Friday, June 29, 2007

Post-Mortem

Watching the (interminable) five-part finale of Studio 60 (finally) conclude last night, I was struck again that much of this could have been salvageable had Sorkin made the show within a show a late-night news show (something Nightline-like) and not a sketch comedy show. That would have let him embed the political stuff a lot more smoothly. As it was, a lot of the comedy stuff felt forced and faked, and the political stuff - generally speaking, the good stuff - felt shoehorned in. Even the Harriett-Matt stuff might have worked better in such a scenario - neither Harriett or Matt ever felt loose or cutting enough to be comedy geniuses, but instead felt oddly buttoned-up - which might have worked well for a writer and anchor at a news show.

That being said, the series did give us some nice moments, the Christmas episode being the highlight, especially the brass band finale.
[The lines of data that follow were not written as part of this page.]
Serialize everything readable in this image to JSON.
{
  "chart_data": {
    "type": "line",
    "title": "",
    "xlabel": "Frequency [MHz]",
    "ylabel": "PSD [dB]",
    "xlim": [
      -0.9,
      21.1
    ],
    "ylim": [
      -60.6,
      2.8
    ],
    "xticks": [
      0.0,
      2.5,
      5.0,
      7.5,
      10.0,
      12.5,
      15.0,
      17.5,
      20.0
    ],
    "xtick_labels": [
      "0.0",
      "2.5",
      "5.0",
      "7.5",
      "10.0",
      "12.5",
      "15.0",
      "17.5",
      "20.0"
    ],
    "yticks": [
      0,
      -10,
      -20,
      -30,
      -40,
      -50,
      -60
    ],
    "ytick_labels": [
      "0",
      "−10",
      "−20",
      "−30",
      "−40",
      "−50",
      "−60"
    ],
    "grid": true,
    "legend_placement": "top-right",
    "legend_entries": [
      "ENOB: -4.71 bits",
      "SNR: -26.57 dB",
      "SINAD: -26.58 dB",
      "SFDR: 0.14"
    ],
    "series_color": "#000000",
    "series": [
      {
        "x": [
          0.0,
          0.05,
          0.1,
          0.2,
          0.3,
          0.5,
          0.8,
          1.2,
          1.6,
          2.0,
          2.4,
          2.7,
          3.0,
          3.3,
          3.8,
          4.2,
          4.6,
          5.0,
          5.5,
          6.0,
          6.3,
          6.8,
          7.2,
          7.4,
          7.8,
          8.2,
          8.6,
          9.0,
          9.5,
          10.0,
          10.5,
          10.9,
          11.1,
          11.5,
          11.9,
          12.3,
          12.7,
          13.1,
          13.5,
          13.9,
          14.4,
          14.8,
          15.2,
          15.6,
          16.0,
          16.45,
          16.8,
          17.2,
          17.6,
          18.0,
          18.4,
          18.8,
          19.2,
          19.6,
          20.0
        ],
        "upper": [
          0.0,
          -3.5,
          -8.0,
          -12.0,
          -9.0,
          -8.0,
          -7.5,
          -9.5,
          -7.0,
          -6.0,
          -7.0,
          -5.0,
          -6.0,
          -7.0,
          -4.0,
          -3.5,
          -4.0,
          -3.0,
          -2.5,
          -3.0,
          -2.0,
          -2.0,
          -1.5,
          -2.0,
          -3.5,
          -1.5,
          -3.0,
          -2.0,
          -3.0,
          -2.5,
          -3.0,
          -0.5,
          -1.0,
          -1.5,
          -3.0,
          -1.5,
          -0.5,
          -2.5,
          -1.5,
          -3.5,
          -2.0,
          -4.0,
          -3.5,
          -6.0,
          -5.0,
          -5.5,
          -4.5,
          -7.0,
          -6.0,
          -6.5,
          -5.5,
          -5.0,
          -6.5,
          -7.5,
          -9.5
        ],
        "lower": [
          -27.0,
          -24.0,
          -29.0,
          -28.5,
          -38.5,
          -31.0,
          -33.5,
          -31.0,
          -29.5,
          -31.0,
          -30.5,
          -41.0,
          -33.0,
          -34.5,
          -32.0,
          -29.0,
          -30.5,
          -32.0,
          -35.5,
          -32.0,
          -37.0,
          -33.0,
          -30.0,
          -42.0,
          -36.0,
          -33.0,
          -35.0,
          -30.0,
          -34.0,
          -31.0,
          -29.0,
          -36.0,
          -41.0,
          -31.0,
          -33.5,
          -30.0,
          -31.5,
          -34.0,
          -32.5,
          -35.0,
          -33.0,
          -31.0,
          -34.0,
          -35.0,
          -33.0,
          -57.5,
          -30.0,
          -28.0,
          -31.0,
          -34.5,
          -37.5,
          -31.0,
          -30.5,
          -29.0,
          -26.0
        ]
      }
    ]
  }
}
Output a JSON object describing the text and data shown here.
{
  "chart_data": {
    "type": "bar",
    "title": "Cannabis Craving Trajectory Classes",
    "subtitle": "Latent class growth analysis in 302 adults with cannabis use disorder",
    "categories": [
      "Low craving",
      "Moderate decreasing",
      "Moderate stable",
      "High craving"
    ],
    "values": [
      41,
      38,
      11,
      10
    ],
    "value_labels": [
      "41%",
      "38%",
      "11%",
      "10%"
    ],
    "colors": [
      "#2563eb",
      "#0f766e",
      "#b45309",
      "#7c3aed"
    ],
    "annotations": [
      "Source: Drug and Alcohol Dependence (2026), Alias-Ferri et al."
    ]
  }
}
And it showed us that Bradley Whitford could play someone besides Josh Lyman (his Danny was different enough to impress, if not different enough to wow me) and that Steven Weber has real chops.

What last night's finale really left me wondering, though, is if Sorkin - who has a new Broadway play scheduled for the Fall and a Tom Hanks/Julia Roberts political film scheduled for Christmas release - will at some point return to TV. I still suspect that TV is his natural medium, although the aforementioned projects may in the end prove me wrong. But this can't have been a fun experience, especially given the clearly personal nature of the writing. Has he been scared off for good? Or will learn from the mistakes made here and try again at some point? I'm curious to learn the answer.

One more thing - how weird must it have been for Kristen Chenowith (the real-life inspiration for the Harriett character) to watch that episode?